My wife’s eyes gleamed with delight.
“But she is such a perfect girl,” she said. “We could have no excuse for sending her away.”
“Excellent excuses,” I said, “I want to read novels again and to play bagatelle, and, in short, to feel that I am as good as my servant.”
“We will never get such a servant again.”
“I hope not. She is too good for us.”
The end of it was that I bribed Isabella to go. We now have a servant who cannot write her own name, and she is a delightful change.
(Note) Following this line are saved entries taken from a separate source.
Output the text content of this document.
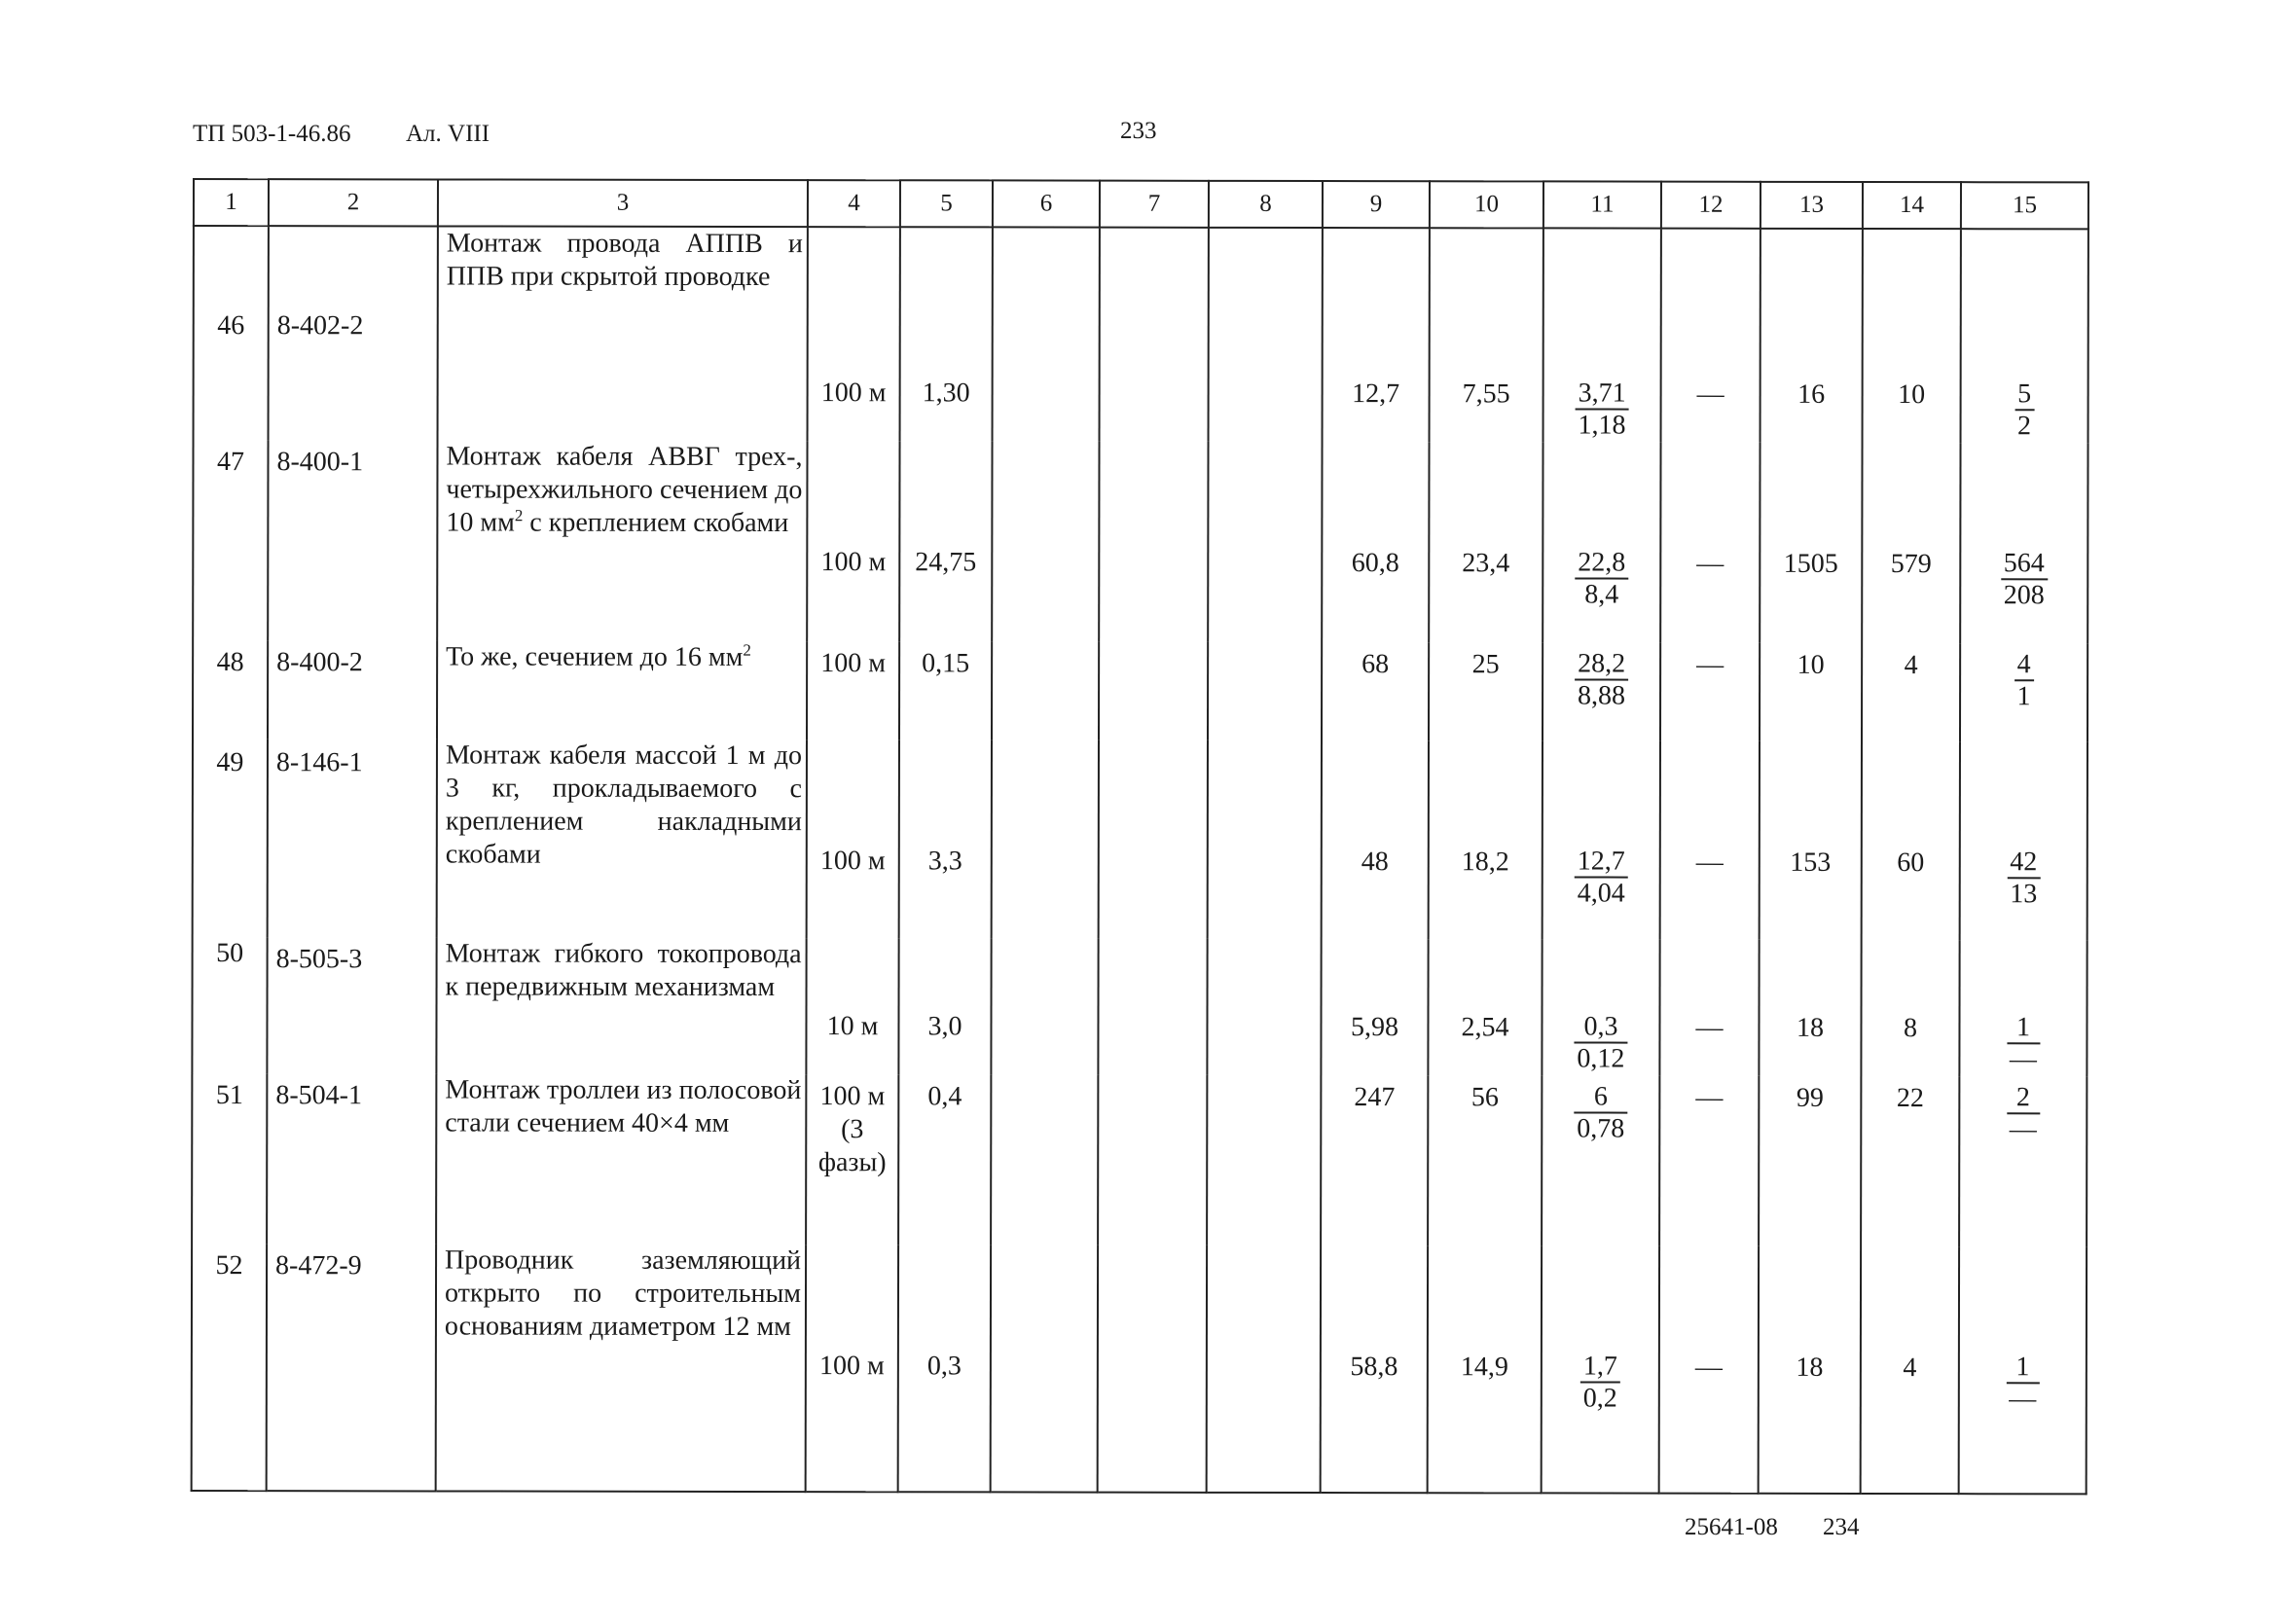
ТП 503-1-46.86 Ал. VIII	233
1	2	3	4	5	6	7	8	9	10	11	12	13	14	15
46	8-402-2	Монтаж провода АППВ и ППВ при скрытой проводке	100 м	1,30				12,7	7,55	$\frac{3,71}{1,18}$	—	16	10	$\frac{5}{2}$

47	8-400-1	Монтаж кабеля АВВГ трех-, четырехжильного сечением до 10 $мм^2$ с креплением скобами	100 м	24,75				60,8	23,4	$\frac{22,8}{8,4}$	—	1505	579	$\frac{564}{208}$

48	8-400-2	То же, сечением до 16 $мм^2$	100 м	0,15				68	25	$\frac{28,2}{8,88}$	—	10	4	$\frac{4}{1}$

49	8-146-1	Монтаж кабеля массой 1 м до 3 кг, прокладываемого с креплением накладными скобами	100 м	3,3				48	18,2	$\frac{12,7}{4,04}$	—	153	60	$\frac{42}{13}$

50	8-505-3	Монтаж гибкого токопровода к передвижным механизмам	10 м	3,0				5,98	2,54	$\frac{0,3}{0,12}$	—	18	8	$\frac{1}{—}$

51	8-504-1	Монтаж троллеи из полосовой стали сечением 40×4 мм	100 м (3 фазы)	0,4				247	56	$\frac{6}{0,78}$	—	99	22	$\frac{2}{—}$

52	8-472-9	Проводник заземляющий открыто по строительным основаниям диаметром 12 мм	100 м	0,3				58,8	14,9	$\frac{1,7}{0,2}$	—	18	4	$\frac{1}{—}$
25641-08 234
REMINISCENCES OF AN UMBRELLA.
LYING here on the floor of a closet, my head loose, one of my ribs in twain, and two others mended with a bootlace, I am no longer the umbrella I have been. But though my experiences may seem dark, I am not a cynic. I have had my gay moments as well as my misfortunes. If men have grumbled at me because I would not open, sweet words of love have been whispered beneath my covering; and if many have owned me, one has paid for me. Omitting all reference to my early years, why should I not now, as other veterans have done, set down some reminiscences of the men and women I have known?
The first man with whom I had any close acquaintance was a minister. He came into the shop where I originally saw the light, and said that he wanted an umbrella. The kind he wanted was a very good one, of pure silk, and his only stipulation was that it should be as cheap as alpaca.
“John,” said my maker to his assistant, “show the gentleman a Marquis, and keep the price down.”
I am a Marquis, and after trying thirty-three of us, the minister selected me. While he was taking sixpence off the price, he had a conversation with my maker, which I did not understand at the time, though well I know its meaning now.
“You are the first minister,” said my maker, “who has bought an umbrella, to my knowledge, for the last nine months.”
“Why,” said my new owner, as he rolled me up very tight (for he was a young man), “it seems to me that all ministers carry umbrellas.”
“That’s another thing,” says my maker.
“You mean,” says the minister, “that we have them presented to us?”
“That’s a delicate way of putting it,” says my maker. “I don’t think you have been long a minister?”
“No,” says the minister.
“After you have been,” says my maker, winking to John, “I’ll lose your custom.”
Then my owner and I went off along the street. I have nothing to say against him, except that he took me out in fine weather, always keeping me tightly rolled up, and he spent hours in his lodgings trying to roll me tighter. I don’t know that any ‘ of my owners ever loved me as this first one did, and I think the reason was because he alone bought and paid for me. He called himself a minister, but as it turned out he was only a divinity student, and it was at the college that we parted. That was seventeen days after he bought me, and I can still remember the affectionate glance he gave me as he put me into the rack, where there were about a dozen other umbrellas, and two sticks with brass knobs. That day it rained. The first to leave the room was the professor, a handsome man of noble countenance, and when he saw the rain he turned back to the rack and looked at the umbrellas. I was the best, so, after looking at the others, he picked me out, put me up, and walked home beneath me, a beautiful look still lurking on his benevolent face.